In the Castle of Mystery, a mad wizard stored his treasure in a mine at the end of a magical maze, where passing through any door sends the player — alone — to a random room in the dungeon. Could be nothing, could be treasure, probably gonna be monsters, and you can’t jump back once you pass through.
We didn’t know about all this going in, and the elf turned out to be the first one to pass through a door — and found herself facing a dread warrior, who immediately put the hurt on her. We saw the trick then. The rest of the team tried to rush in and help — and found themselves all scattered around the dungeon. On her next turn, the elf ducked back through the door and found herself in a room of goblins, which was a little easier for her to handle. She is poor at melee, having little defense and only a short sword to attack. She mostly uses a crossbow, and the occasional spell.
Heroes had to stop in their tracks on the other side of each portal, which made them easy pickings if another hero should randomly land in the same room. When that happened, the person who was there first would lose a body point, and be forced through the portal again. We had a situation where this happened twice in a row, with heroes ping-ponging around the entire map.
Before the elf finally landed safely — in a room where the dwarf was fighting two dread warriors — she had lost all her body points and had to save herself with a frantically cast healing spell. The dwarf appreciated the aid, as two dread warriors were more than even his battleaxe and magical armor could handle. He also found himself downing precious healing elixirs to stay in the fight.

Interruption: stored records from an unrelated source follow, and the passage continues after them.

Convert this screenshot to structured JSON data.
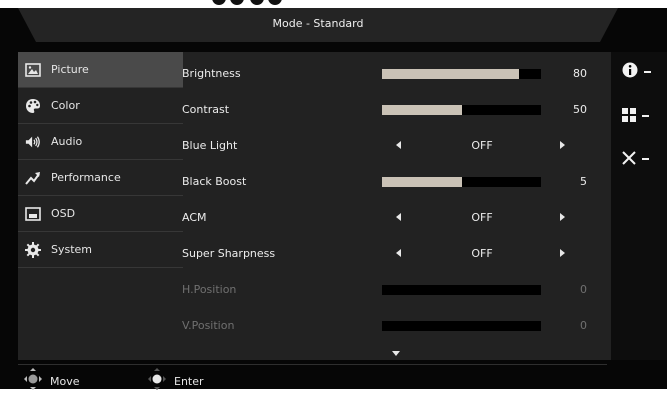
{
  "header": {
    "title": "Mode - Standard"
  },
  "sidebar": {
    "items": [
      {
        "label": "Picture",
        "icon": "picture-icon",
        "active": true
      },
      {
        "label": "Color",
        "icon": "palette-icon",
        "active": false
      },
      {
        "label": "Audio",
        "icon": "speaker-icon",
        "active": false
      },
      {
        "label": "Performance",
        "icon": "trend-up-icon",
        "active": false
      },
      {
        "label": "OSD",
        "icon": "osd-window-icon",
        "active": false
      },
      {
        "label": "System",
        "icon": "gear-icon",
        "active": false
      }
    ]
  },
  "settings": [
    {
      "label": "Brightness",
      "type": "slider",
      "value": "80",
      "level": 0.86,
      "enabled": true
    },
    {
      "label": "Contrast",
      "type": "slider",
      "value": "50",
      "level": 0.5,
      "enabled": true
    },
    {
      "label": "Blue Light",
      "type": "select",
      "value": "OFF",
      "enabled": true
    },
    {
      "label": "Black Boost",
      "type": "slider",
      "value": "5",
      "level": 0.5,
      "enabled": true
    },
    {
      "label": "ACM",
      "type": "select",
      "value": "OFF",
      "enabled": true
    },
    {
      "label": "Super Sharpness",
      "type": "select",
      "value": "OFF",
      "enabled": true
    },
    {
      "label": "H.Position",
      "type": "slider",
      "value": "0",
      "level": 0,
      "enabled": false
    },
    {
      "label": "V.Position",
      "type": "slider",
      "value": "0",
      "level": 0,
      "enabled": false
    }
  ],
  "footer": {
    "move_label": "Move",
    "enter_label": "Enter"
  },
  "hotkeys": [
    {
      "icon": "info-icon"
    },
    {
      "icon": "grid-icon"
    },
    {
      "icon": "close-icon"
    }
  ],
  "colors": {
    "slider_fill": "#cac2b6",
    "active_item": "#4a4a4a",
    "panel": "#222222",
    "background": "#060606"
  }
}
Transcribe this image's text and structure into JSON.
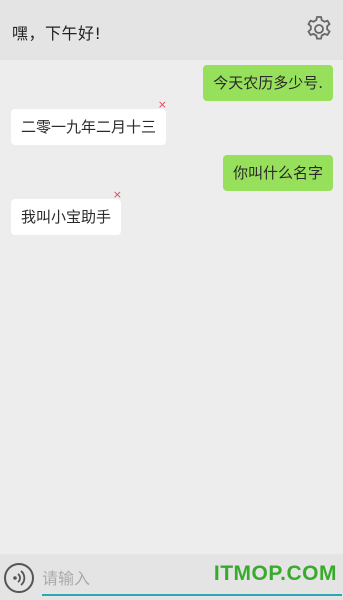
{
  "header": {
    "greeting": "嘿，下午好!",
    "settings_icon": "gear-icon"
  },
  "messages": [
    {
      "from": "user",
      "text": "今天农历多少号."
    },
    {
      "from": "bot",
      "text": "二零一九年二月十三",
      "close": "×"
    },
    {
      "from": "user",
      "text": "你叫什么名字"
    },
    {
      "from": "bot",
      "text": "我叫小宝助手",
      "close": "×"
    }
  ],
  "input": {
    "placeholder": "请输入",
    "value": "",
    "voice_icon": "voice-icon"
  },
  "watermark": "ITMOP.COM",
  "colors": {
    "user_bubble": "#97e05b",
    "bot_bubble": "#ffffff",
    "input_underline": "#2aa8b3",
    "close_x": "#e0475a",
    "watermark": "#3aaa2e"
  }
}
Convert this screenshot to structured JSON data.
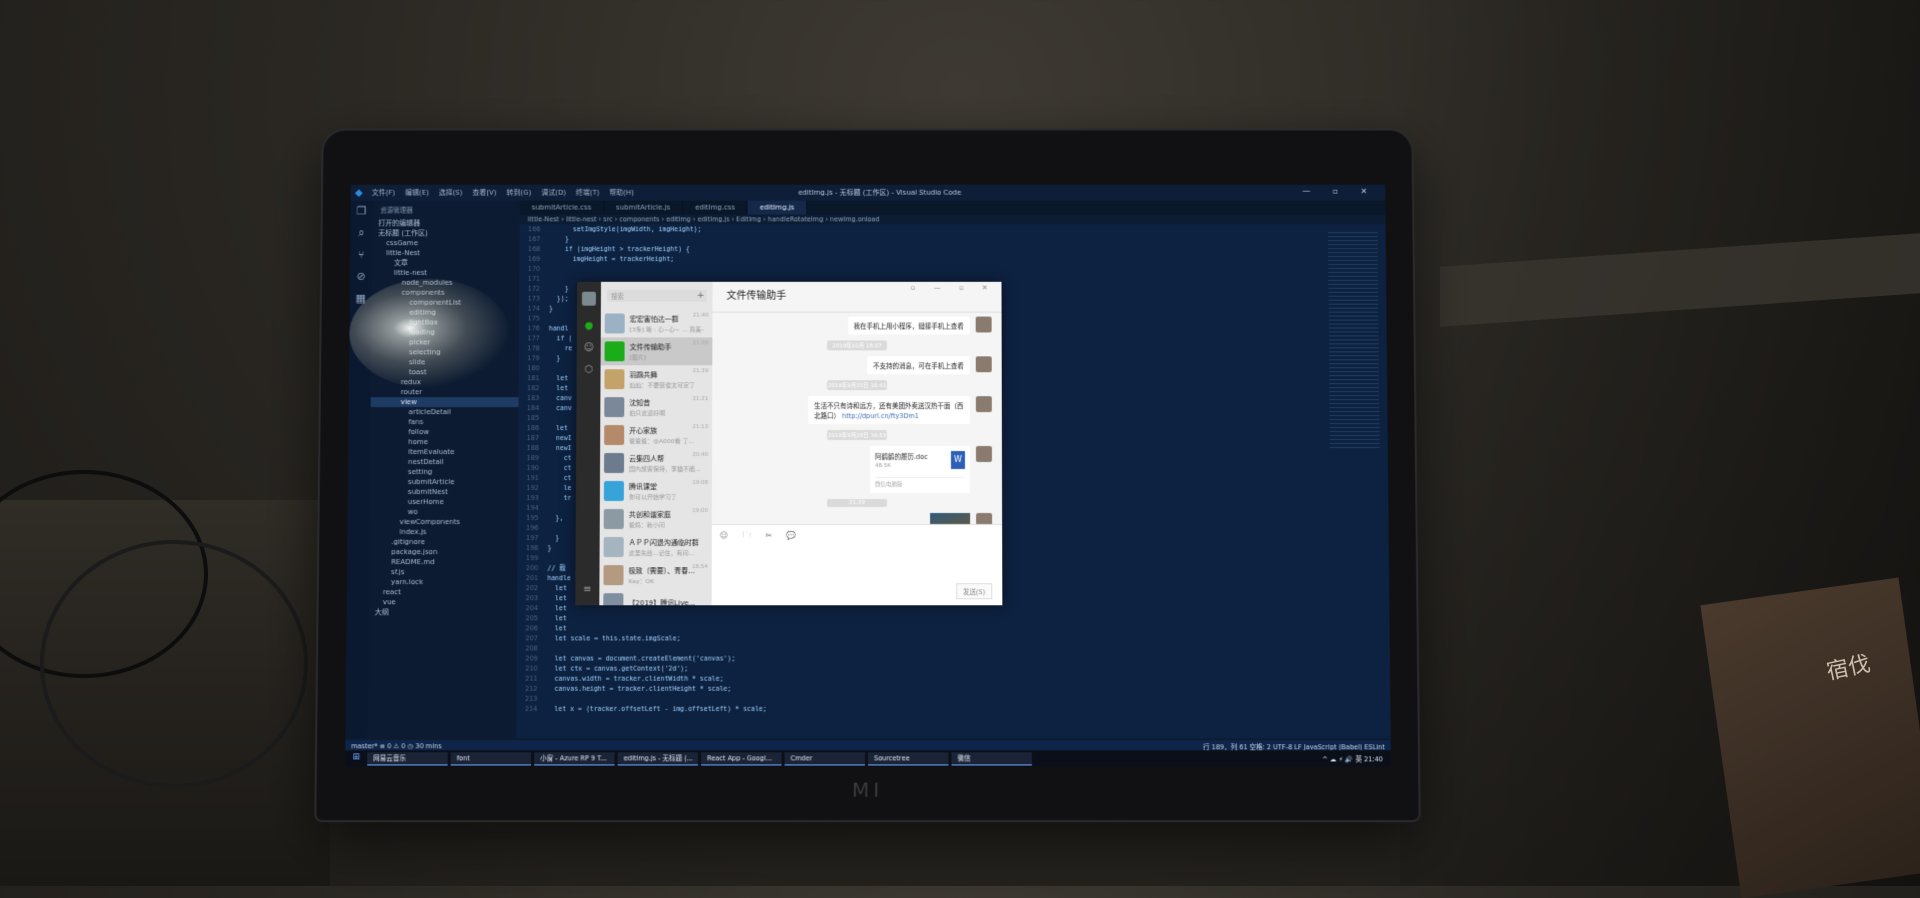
{
  "vscode": {
    "menu": [
      "文件(F)",
      "编辑(E)",
      "选择(S)",
      "查看(V)",
      "转到(G)",
      "调试(D)",
      "终端(T)",
      "帮助(H)"
    ],
    "window_title": "editImg.js - 无标题 (工作区) - Visual Studio Code",
    "window_controls": "— ▫ ✕",
    "explorer_header": "资源管理器",
    "tabs": [
      {
        "label": "submitArticle.css",
        "active": false
      },
      {
        "label": "submitArticle.js",
        "active": false
      },
      {
        "label": "editImg.css",
        "active": false
      },
      {
        "label": "editImg.js",
        "active": true
      }
    ],
    "breadcrumb": "little-Nest › little-nest › src › components › editImg › editImg.js › EditImg › handleRotateImg › newImg.onload",
    "tree": [
      {
        "label": "打开的编辑器",
        "indent": 0
      },
      {
        "label": "无标题 (工作区)",
        "indent": 0
      },
      {
        "label": "cssGame",
        "indent": 1
      },
      {
        "label": "little-Nest",
        "indent": 1
      },
      {
        "label": "文章",
        "indent": 2
      },
      {
        "label": "little-nest",
        "indent": 2
      },
      {
        "label": "node_modules",
        "indent": 3
      },
      {
        "label": "components",
        "indent": 3
      },
      {
        "label": "componentList",
        "indent": 4
      },
      {
        "label": "editImg",
        "indent": 4
      },
      {
        "label": "lightBox",
        "indent": 4
      },
      {
        "label": "loading",
        "indent": 4
      },
      {
        "label": "picker",
        "indent": 4
      },
      {
        "label": "selecting",
        "indent": 4
      },
      {
        "label": "slide",
        "indent": 4
      },
      {
        "label": "toast",
        "indent": 4
      },
      {
        "label": "redux",
        "indent": 3
      },
      {
        "label": "router",
        "indent": 3
      },
      {
        "label": "view",
        "indent": 3,
        "selected": true
      },
      {
        "label": "articleDetail",
        "indent": 4
      },
      {
        "label": "fans",
        "indent": 4
      },
      {
        "label": "follow",
        "indent": 4
      },
      {
        "label": "home",
        "indent": 4
      },
      {
        "label": "itemEvaluate",
        "indent": 4
      },
      {
        "label": "nestDetail",
        "indent": 4
      },
      {
        "label": "setting",
        "indent": 4
      },
      {
        "label": "submitArticle",
        "indent": 4
      },
      {
        "label": "submitNest",
        "indent": 4
      },
      {
        "label": "userHome",
        "indent": 4
      },
      {
        "label": "wo",
        "indent": 4
      },
      {
        "label": "viewComponents",
        "indent": 3
      },
      {
        "label": "index.js",
        "indent": 3
      },
      {
        "label": ".gitignore",
        "indent": 2
      },
      {
        "label": "package.json",
        "indent": 2
      },
      {
        "label": "README.md",
        "indent": 2
      },
      {
        "label": "sf.js",
        "indent": 2
      },
      {
        "label": "yarn.lock",
        "indent": 2
      },
      {
        "label": "react",
        "indent": 1
      },
      {
        "label": "vue",
        "indent": 1
      },
      {
        "label": "大纲",
        "indent": 0
      }
    ],
    "gutter": [
      "166",
      "167",
      "168",
      "169",
      "170",
      "171",
      "172",
      "173",
      "174",
      "175",
      "176",
      "177",
      "178",
      "179",
      "180",
      "181",
      "182",
      "183",
      "184",
      "185",
      "186",
      "187",
      "188",
      "189",
      "190",
      "191",
      "192",
      "193",
      "194",
      "195",
      "196",
      "197",
      "198",
      "199",
      "200",
      "201",
      "202",
      "203",
      "204",
      "205",
      "206",
      "207",
      "208",
      "209",
      "210",
      "211",
      "212",
      "213",
      "214"
    ],
    "code_lines": [
      "      setImgStyle(imgWidth, imgHeight);",
      "    }",
      "    if (imgHeight > trackerHeight) {",
      "      imgHeight = trackerHeight;",
      "",
      "",
      "    }",
      "  });",
      "}",
      "",
      "handl",
      "  if (",
      "    re",
      "  }",
      "",
      "  let",
      "  let",
      "  canv",
      "  canv",
      "",
      "  let",
      "  newI",
      "  newI",
      "    ct",
      "    ct",
      "    ct",
      "    le",
      "    tr",
      "",
      "  },",
      "",
      "  }",
      "}",
      "",
      "// 裁",
      "handle",
      "  let",
      "  let",
      "  let",
      "  let",
      "  let",
      "  let scale = this.state.imgScale;",
      "",
      "  let canvas = document.createElement('canvas');",
      "  let ctx = canvas.getContext('2d');",
      "  canvas.width = tracker.clientWidth * scale;",
      "  canvas.height = tracker.clientHeight * scale;",
      "",
      "  let x = (tracker.offsetLeft - img.offsetLeft) * scale;"
    ],
    "status_left": "master*  ⊗ 0 ⚠ 0  ◷ 30 mins",
    "status_right": "行 189，列 61   空格: 2   UTF-8   LF   JavaScript (Babel)   ESLint"
  },
  "taskbar": {
    "start": "⊞",
    "items": [
      "网易云音乐",
      "font",
      "小窗 - Azure RP 9 T...",
      "editImg.js - 无标题 (...",
      "React App - Googl...",
      "Cmder",
      "Sourcetree",
      "微信"
    ],
    "tray": "^ ☁ ⚡ 🔊 英  21:40"
  },
  "wechat": {
    "search_placeholder": "搜索",
    "plus": "+",
    "chat_title": "文件传输助手",
    "controls": "▫ — ▫ ✕",
    "conversations": [
      {
        "name": "宏宏害怕达一群",
        "msg": "[3条] 晰 : 心~心~ ... 真美~",
        "time": "21:40",
        "color": "#9bb2c4",
        "selected": false
      },
      {
        "name": "文件传输助手",
        "msg": "[图片]",
        "time": "21:39",
        "color": "#1aad19",
        "selected": true
      },
      {
        "name": "羽鵡共舞",
        "msg": "灿灿：不要装傻太可定了",
        "time": "21:39",
        "color": "#c4a36b",
        "selected": false
      },
      {
        "name": "沈知昔",
        "msg": "拍只这道好啊",
        "time": "21:21",
        "color": "#7a8899",
        "selected": false
      },
      {
        "name": "开心家族",
        "msg": "爸爸爸：@A000看  了...",
        "time": "21:13",
        "color": "#b58a6a",
        "selected": false
      },
      {
        "name": "云集四人帮",
        "msg": "国內旅客保持，李猫不能...",
        "time": "20:40",
        "color": "#6d7b8f",
        "selected": false
      },
      {
        "name": "腾讯课堂",
        "msg": "你可以开始学习了",
        "time": "19:08",
        "color": "#36a3d9",
        "selected": false
      },
      {
        "name": "共创和谐家庭",
        "msg": "爸妈：新小问",
        "time": "19:00",
        "color": "#8c9aa3",
        "selected": false
      },
      {
        "name": "ＡＰＰ闪退沟通临时群",
        "msg": "这里先给...记住，有问...",
        "time": "",
        "color": "#a5b4c1",
        "selected": false
      },
      {
        "name": "极致（需要）、青春...",
        "msg": "Kay：OK",
        "time": "18:54",
        "color": "#b39a80",
        "selected": false
      },
      {
        "name": "【2019】腾讯Live...",
        "msg": "",
        "time": "",
        "color": "#7f8fa0",
        "selected": false
      }
    ],
    "messages": [
      {
        "type": "text",
        "text": "我在手机上用小程序，鏈接手机上查看"
      },
      {
        "type": "time",
        "text": "2019年10月 18:07"
      },
      {
        "type": "text",
        "text": "不支持的消息，可在手机上查看"
      },
      {
        "type": "time",
        "text": "2019年9月15日 16:41"
      },
      {
        "type": "text",
        "text": "生活不只有诗和远方，还有美团外卖送汉热干面（西北路口）",
        "link": "http://dpurl.cn/fty3Dm1"
      },
      {
        "type": "time",
        "text": "2019年9月28日 16:53"
      },
      {
        "type": "file",
        "name": "阿鹤鹤的履历.doc",
        "size": "48.5K",
        "note": "微信电脑版"
      },
      {
        "type": "time",
        "text": "21:39"
      },
      {
        "type": "image"
      }
    ],
    "input_tools": "☺ 🗀 ✂ 💬",
    "send_label": "发送(S)"
  },
  "scene": {
    "laptop_brand": "MI",
    "box_label": "宿伐"
  }
}
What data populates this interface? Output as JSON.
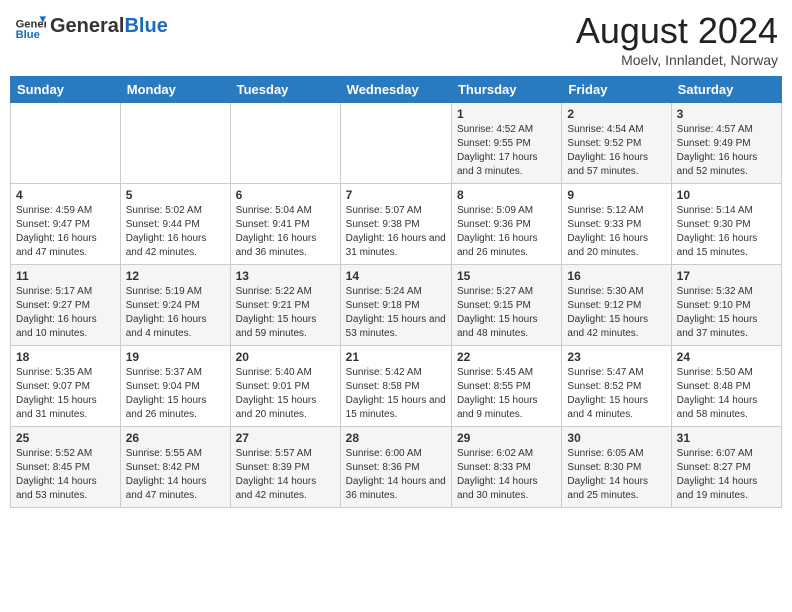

Meanwhile, the monk found himself in a room of skeletons and mummies, and then again in a room of goblins, able to use his unique abilities to do vast amounts of damage at once, while shrugging off the monster attacks.
And the rogue… kept sneaking around until he found the room with the treasure. 5000 gold. Or, as he would tell the rest of the heroes, 1000 gold that he would be happy to split four ways. But that much gold is heavy, and anyone carrying it could neither fight nor defend themselves. The rogue found himself in that exact situation as he tried to carry it through the portals back to the stairs out. He did find himself, finally, in the room where the dwarf and elf were finishing their encounter with the dread warriors. The elf had found, amongst their corpses, a magical Ring of Return that could instantly teleport anyone in the same room to the start of the dungeon… but she wasn’t going to cast that spell unless the rogue saw his way to dividing things more equitably. The monk soon finished with his encounter and eventually found the room with everyone else.
Grumbling, the rogue agreed to share the entire 5K equally. The elf cast the ring’s spell and they returned to the start, only for the mad wizard’s ghost to appear, laughing maniacally while revealing that the gold was all fool’s gold, and we were the fools.
This quest doesn’t have a lot of fans online. We had fun, and Kasul as Zargon was having a hell of a time teleporting us into and out of sticky situations.
We have only four more quests from first campaign, and I imagine this was just a bit of fun before things get serious. I do have two more expansions, but we may try some other games in between. I haven’t even opened Frosthaven, and I’ve had that sitting downstairs for almost a year now.